2. Your Personal Penguin by Sandra Boynton. This is another sweet book adapted from a Sandra Boynton song. It is about a penguin who wants to be friends with a hippo and tells the hippo all the wonderful things they can do together as friends. If you scroll about halfway down this page, you can listen to the song sung by Davy Jones of The Monkees. My children love this one too. Careful, it'll get stuck in your head.

3. The Itsy Bitsy Spider written and illustrated by Iza Trapani. You'll know this tune. It is the Itsy Bitsy Spider. What I like so much about this one is that although it begins with the traditional lyrics, there are five more as well, all beautifully illustrated. It tells the story of persistence. The spider continues to try to find a place to spin her web until finally, at the end of the book, she succeeds. You can have fun finding the spider on each page and cheering her on. I have read this story and sung this song hundreds of times at this point and I still actually enjoy it.

4. Baa Baa Black Sheep written and illustrated by Iza Trapani. (The link leads to the paperback version.) This is another expanded nursery rhyme by Isa Trapani. It begins with the traditional Baa Baa Black Sheep song and is expanded another nine stanzas. The story is about a cast of animal characters asking the sheep for various items she does not have. The animals wonder why she won't share only to find she's been knitting them gifts all along. The moral of the tale is that each person shares what they have to give. The illustrations are particularly rich and add much to the tale. Once you know to look, you can see the sheep working on her gifts all throughout the story.

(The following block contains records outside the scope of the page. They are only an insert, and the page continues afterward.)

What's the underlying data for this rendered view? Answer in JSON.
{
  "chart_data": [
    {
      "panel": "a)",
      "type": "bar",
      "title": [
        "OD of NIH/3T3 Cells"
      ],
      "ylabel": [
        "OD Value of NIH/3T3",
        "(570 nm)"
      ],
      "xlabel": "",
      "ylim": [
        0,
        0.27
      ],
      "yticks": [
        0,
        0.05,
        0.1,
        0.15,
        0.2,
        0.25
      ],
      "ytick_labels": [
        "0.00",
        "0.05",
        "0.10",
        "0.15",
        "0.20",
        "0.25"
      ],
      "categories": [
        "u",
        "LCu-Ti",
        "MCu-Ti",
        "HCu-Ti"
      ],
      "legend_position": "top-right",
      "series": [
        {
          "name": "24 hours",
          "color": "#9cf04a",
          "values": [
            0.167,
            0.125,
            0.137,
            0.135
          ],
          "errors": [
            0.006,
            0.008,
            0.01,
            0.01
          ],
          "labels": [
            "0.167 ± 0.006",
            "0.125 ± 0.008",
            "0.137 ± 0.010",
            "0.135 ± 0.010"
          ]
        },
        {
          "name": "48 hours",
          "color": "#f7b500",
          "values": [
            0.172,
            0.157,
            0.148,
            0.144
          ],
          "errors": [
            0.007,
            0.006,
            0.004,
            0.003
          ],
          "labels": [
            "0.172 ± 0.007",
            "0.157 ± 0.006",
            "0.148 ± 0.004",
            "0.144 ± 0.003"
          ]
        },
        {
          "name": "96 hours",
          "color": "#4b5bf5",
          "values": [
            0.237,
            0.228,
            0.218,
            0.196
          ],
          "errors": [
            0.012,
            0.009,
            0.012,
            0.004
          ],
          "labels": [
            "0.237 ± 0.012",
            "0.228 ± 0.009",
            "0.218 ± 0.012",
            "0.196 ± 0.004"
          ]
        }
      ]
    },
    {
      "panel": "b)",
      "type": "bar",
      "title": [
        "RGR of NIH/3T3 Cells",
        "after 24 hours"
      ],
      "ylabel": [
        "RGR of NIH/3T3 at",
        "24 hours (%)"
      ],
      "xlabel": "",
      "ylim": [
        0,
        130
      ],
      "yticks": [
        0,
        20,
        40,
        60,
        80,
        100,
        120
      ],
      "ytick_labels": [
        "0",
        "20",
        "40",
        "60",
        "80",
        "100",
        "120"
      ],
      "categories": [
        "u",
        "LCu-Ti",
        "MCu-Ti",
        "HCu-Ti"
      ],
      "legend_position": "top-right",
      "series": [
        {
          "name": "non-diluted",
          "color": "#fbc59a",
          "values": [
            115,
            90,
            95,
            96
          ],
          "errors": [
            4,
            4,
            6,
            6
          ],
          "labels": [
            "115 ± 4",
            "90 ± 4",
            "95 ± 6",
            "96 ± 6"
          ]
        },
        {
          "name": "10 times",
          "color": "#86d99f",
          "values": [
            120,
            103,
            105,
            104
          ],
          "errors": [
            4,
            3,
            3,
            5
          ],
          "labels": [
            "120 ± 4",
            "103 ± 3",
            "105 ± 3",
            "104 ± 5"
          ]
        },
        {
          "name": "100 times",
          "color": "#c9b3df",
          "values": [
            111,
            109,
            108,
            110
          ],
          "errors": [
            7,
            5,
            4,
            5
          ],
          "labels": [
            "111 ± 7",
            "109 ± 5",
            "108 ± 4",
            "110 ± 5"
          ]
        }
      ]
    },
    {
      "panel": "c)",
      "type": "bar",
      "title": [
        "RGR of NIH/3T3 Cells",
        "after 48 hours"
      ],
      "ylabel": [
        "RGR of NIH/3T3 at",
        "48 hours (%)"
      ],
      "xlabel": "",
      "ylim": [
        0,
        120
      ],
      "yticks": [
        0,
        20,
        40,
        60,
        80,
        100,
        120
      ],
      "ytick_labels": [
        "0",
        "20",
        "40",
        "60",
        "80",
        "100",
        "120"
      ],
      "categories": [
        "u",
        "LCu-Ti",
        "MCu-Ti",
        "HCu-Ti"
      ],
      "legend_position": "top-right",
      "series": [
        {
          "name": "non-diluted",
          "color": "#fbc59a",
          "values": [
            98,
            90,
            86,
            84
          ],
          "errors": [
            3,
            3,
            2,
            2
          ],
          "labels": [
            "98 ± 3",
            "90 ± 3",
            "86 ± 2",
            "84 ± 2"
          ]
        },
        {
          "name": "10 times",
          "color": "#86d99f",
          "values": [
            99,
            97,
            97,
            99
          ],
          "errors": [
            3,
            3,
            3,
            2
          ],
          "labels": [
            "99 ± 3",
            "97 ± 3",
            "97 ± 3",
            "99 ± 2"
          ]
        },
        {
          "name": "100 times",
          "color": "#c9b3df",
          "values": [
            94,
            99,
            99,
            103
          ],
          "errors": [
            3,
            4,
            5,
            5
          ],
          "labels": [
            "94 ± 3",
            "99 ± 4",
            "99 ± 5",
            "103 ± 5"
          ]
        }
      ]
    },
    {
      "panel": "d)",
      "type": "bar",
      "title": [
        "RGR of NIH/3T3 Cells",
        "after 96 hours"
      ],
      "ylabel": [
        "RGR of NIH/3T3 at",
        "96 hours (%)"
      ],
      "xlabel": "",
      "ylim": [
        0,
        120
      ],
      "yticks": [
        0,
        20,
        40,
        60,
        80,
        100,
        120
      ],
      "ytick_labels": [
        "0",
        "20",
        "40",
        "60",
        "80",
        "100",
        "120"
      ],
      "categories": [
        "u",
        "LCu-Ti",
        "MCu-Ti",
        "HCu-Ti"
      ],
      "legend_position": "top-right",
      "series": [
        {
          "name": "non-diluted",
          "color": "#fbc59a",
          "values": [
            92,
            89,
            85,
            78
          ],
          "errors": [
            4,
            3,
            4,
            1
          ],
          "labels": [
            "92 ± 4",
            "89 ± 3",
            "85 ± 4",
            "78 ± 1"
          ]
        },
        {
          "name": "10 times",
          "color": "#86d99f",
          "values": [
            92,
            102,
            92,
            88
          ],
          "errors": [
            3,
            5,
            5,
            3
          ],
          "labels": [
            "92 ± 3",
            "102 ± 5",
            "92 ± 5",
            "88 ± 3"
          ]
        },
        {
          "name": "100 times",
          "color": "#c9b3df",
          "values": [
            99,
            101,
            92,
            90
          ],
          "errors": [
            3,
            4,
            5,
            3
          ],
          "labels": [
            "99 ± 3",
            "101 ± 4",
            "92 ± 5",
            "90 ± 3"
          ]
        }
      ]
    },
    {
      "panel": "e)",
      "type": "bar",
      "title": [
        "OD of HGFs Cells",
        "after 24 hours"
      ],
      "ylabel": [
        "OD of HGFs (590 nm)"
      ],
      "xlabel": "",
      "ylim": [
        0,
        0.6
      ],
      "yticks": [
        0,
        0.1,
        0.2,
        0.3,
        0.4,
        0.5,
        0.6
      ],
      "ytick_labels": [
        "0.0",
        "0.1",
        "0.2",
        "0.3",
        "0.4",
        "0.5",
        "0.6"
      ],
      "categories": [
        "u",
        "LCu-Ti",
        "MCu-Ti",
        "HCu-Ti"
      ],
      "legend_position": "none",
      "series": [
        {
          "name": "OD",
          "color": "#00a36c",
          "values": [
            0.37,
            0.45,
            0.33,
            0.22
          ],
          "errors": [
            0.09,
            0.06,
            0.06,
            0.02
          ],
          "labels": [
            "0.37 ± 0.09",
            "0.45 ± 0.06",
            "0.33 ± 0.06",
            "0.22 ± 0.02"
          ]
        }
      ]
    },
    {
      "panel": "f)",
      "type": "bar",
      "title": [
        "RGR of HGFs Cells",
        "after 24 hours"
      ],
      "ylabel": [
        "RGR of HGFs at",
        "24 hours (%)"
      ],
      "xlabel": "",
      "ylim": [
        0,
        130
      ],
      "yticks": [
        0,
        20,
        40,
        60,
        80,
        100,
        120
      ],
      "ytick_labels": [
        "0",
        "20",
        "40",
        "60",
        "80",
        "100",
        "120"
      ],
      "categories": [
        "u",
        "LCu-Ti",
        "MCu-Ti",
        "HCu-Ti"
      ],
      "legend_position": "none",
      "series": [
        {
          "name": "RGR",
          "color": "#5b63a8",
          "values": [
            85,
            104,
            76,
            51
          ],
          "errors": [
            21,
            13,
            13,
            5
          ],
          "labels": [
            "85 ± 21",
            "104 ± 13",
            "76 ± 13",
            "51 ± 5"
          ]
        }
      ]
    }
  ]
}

5. How Much Is That Doggie in the Window? written and illustrated by Iza Trapani. (The link leads to the paperback version.) This may be my favorite of the Iza Trapani expanded nursery rhymes. It is expanded by an additional 12 stanzas. It tells the story of a boy who wants to buy a doggie from the pet store, but doesn't have enough money in his piggy bank. He works all week to earn money, but during the week he also spends money while being generous to his family members. At the end of the week he realizes he doesn't have enough money for the doggie and goes to the store just to say hi to the doggie. He discovers that the doggie has been sold. When he arrives at his house after sadly walking home he finds his parents have bought him the doggie to reward his generous spirit.

I found several other groups of books I want to share (cute, kitty-themed early picture books, halloween books, and gingerbread boy variations), but this is probably enough for a first installment. Have I mentioned that I LOVE children's books?